12 PRUDÊNCIA, PRÉ-COMPREENSÃO E CÍRCULO HERMENÊUTICO

Se o Direito é um saber prático, ou seja, de prudência, deve-se estar atento para o fato de que a interpretação do texto legal evoluiu da mera subsunção para o estudo das pré-compreensões. Não se lê um texto, interpretando-o, para depois compreender. No momento da leitura já se compreende o texto, pois somente com a compreensão é que se poderá interpretar a norma. Esse é o momento inicial da hermenêutica – a compreensão.

É por isso que se pode dizer que o juiz decide dentro de uma situação histórica determinada (consciência do seu tempo), para além do texto normativo. O direito é contemporâneo à realidade.


13 CÂNONES E PAUTAS PARA A INTERPRETAÇÃO

Deve-se repudiar a metodologia tradicional de interpretação que ordena hierarquicamente o uso dos cânones hermenêuticos. Isto serve apenas ara legitimar de antemão os resultados pelo intérprete. Todavia, recomendam-se algumas pautas: a) interpretação do direito como um todo, não podendo se dar quanto a um ramo do Direito sozinho; b) finalidade do direito/teleologia – aplicação; c) princípios (não são ferramentas auxiliares, mas sim a interpretação se dá a partir deles).


14 NÃO SE INTERPRETA O DIREITO EM TIRAS

A interpretação é do direito como um todo, não de textos isolados. Pressupõe-se um caminhar do texto à Constituição. Nem se admite interpretação aos pedaços (interpretação gramatical, literal, constitucional, etc.). Assim, pode-se dizer que a hermenêutica é contra métodos hierarquizantes.


15 FINALIDADES DO DIREITO E AS NORMAS-OBJETIVO

Para esse autor o direito é visto como teleologia, finalidade, que é a sua própria aplicação, a qual deve ser dinamizada como política de governo a partir do que se pode chamar de normas-objetivo. Essas normas não se podem equiparar com princípios, senão somente pedagogicamente. Essas normas, ademais, servem para determinar o processo de interpretação, reduzindo a amplitude da moldura do texto, conferindo objetividade à decisão, pode-se dizer.

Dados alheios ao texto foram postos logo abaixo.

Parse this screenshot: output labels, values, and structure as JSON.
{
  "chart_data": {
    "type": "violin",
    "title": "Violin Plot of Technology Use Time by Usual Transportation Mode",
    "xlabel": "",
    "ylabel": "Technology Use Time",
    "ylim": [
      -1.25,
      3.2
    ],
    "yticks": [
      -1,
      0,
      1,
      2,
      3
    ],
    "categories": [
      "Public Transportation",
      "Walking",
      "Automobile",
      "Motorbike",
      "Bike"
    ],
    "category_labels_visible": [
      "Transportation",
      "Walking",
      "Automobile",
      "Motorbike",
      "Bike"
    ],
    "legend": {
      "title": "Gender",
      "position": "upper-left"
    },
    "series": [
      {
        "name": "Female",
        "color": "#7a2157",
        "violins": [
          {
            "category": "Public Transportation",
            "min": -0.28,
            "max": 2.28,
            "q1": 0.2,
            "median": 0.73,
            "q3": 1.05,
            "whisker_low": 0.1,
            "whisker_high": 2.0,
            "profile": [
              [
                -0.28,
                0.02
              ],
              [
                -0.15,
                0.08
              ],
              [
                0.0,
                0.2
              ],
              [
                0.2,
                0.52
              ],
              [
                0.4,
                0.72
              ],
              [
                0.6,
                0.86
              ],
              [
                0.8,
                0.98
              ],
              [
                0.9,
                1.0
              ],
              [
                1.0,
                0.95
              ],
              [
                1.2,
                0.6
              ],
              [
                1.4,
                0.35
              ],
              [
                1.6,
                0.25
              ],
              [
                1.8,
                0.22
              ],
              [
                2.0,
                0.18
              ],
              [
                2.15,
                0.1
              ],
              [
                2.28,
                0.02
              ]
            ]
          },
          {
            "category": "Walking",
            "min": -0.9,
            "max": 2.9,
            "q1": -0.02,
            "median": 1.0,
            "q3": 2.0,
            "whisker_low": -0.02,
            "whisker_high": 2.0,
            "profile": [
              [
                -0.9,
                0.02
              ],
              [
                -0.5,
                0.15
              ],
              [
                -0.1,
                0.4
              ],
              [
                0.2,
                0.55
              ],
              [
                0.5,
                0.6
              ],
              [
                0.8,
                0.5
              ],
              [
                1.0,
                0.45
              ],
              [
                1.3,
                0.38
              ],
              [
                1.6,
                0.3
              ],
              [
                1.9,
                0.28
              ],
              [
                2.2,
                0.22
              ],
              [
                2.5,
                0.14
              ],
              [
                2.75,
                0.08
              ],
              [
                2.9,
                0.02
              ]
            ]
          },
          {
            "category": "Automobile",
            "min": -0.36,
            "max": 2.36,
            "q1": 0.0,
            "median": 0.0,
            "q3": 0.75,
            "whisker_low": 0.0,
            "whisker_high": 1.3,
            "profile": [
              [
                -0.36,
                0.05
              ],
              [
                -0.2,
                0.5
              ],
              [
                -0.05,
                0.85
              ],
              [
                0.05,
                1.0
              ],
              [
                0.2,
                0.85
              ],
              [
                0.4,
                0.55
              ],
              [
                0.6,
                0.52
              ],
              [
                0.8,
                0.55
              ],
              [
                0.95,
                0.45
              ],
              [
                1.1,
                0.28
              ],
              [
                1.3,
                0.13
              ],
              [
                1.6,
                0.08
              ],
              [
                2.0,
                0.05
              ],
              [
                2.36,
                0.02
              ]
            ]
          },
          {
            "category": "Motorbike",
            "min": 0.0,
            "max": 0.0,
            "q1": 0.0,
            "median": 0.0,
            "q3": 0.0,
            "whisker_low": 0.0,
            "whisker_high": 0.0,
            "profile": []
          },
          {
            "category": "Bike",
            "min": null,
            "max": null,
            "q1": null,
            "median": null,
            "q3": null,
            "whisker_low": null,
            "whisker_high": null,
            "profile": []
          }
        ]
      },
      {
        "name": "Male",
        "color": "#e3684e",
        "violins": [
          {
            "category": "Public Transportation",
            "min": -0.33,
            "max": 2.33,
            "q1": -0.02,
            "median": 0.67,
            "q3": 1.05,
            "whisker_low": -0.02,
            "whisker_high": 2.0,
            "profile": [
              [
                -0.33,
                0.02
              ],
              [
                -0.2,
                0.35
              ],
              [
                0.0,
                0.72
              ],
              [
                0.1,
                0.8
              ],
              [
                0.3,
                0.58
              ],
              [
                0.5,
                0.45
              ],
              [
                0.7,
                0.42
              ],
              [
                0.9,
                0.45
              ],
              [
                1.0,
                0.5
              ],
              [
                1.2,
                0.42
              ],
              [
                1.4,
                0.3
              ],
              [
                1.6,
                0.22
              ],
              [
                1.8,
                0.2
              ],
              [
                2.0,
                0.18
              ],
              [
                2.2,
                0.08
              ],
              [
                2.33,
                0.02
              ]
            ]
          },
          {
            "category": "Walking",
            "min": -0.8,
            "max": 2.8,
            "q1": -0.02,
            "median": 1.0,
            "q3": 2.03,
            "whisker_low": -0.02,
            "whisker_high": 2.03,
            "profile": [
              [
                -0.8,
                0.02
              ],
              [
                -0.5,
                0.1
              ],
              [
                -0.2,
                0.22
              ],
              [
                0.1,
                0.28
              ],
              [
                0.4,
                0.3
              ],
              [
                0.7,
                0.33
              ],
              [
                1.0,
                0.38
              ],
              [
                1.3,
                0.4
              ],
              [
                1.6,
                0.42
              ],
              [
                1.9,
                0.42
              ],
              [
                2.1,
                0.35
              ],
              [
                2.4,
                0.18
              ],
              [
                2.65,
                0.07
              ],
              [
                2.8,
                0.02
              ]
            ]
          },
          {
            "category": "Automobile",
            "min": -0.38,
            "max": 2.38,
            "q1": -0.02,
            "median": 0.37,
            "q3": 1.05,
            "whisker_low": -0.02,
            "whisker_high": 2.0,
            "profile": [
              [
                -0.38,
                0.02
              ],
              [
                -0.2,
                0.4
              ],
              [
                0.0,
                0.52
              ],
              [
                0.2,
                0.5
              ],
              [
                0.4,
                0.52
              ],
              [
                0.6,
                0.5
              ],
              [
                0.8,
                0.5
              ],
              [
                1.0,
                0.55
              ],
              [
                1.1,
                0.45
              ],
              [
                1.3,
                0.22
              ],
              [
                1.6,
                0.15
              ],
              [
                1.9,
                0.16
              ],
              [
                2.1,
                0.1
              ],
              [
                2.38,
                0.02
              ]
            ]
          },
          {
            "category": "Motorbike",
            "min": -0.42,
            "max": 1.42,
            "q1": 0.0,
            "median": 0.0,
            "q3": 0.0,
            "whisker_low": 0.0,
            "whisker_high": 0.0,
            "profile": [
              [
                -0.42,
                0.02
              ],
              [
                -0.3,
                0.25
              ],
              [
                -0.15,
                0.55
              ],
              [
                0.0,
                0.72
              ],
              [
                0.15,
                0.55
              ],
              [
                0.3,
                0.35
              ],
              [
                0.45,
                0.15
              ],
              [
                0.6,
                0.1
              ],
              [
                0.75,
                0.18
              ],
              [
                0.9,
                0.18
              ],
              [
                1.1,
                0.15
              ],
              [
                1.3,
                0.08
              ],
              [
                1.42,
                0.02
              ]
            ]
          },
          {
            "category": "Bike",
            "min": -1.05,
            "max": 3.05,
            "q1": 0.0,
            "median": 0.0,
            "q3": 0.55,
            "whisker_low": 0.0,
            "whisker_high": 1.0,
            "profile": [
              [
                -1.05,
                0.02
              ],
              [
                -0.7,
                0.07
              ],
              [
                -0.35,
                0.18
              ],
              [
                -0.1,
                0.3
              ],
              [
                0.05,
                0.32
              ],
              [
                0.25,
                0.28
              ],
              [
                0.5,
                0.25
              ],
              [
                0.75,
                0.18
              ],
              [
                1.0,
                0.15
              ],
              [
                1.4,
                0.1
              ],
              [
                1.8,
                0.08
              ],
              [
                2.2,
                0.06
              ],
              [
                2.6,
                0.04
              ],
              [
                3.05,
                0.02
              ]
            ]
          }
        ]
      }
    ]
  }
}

Aí onde a metodologia teleológica repousa firmemente.


16 PRINCÍPIOS

Ocorre a banalização principiológica, notadamente quando o intérprete supõe que a sua criatividade supõe falta de leitura, Tudo passa a ser “principializado”. O princípio, assim, não é instrumento de criatividade, mas se presta a restringir o âmbito da interpretação. 

A principal característica dessa banalização é o princípio da proporcionalidade, que acaba servindo para qualquer coisa. Tais pautas são extremamente imprecisas. Assim, indaga-se quais são os princípios que compõem o Direito.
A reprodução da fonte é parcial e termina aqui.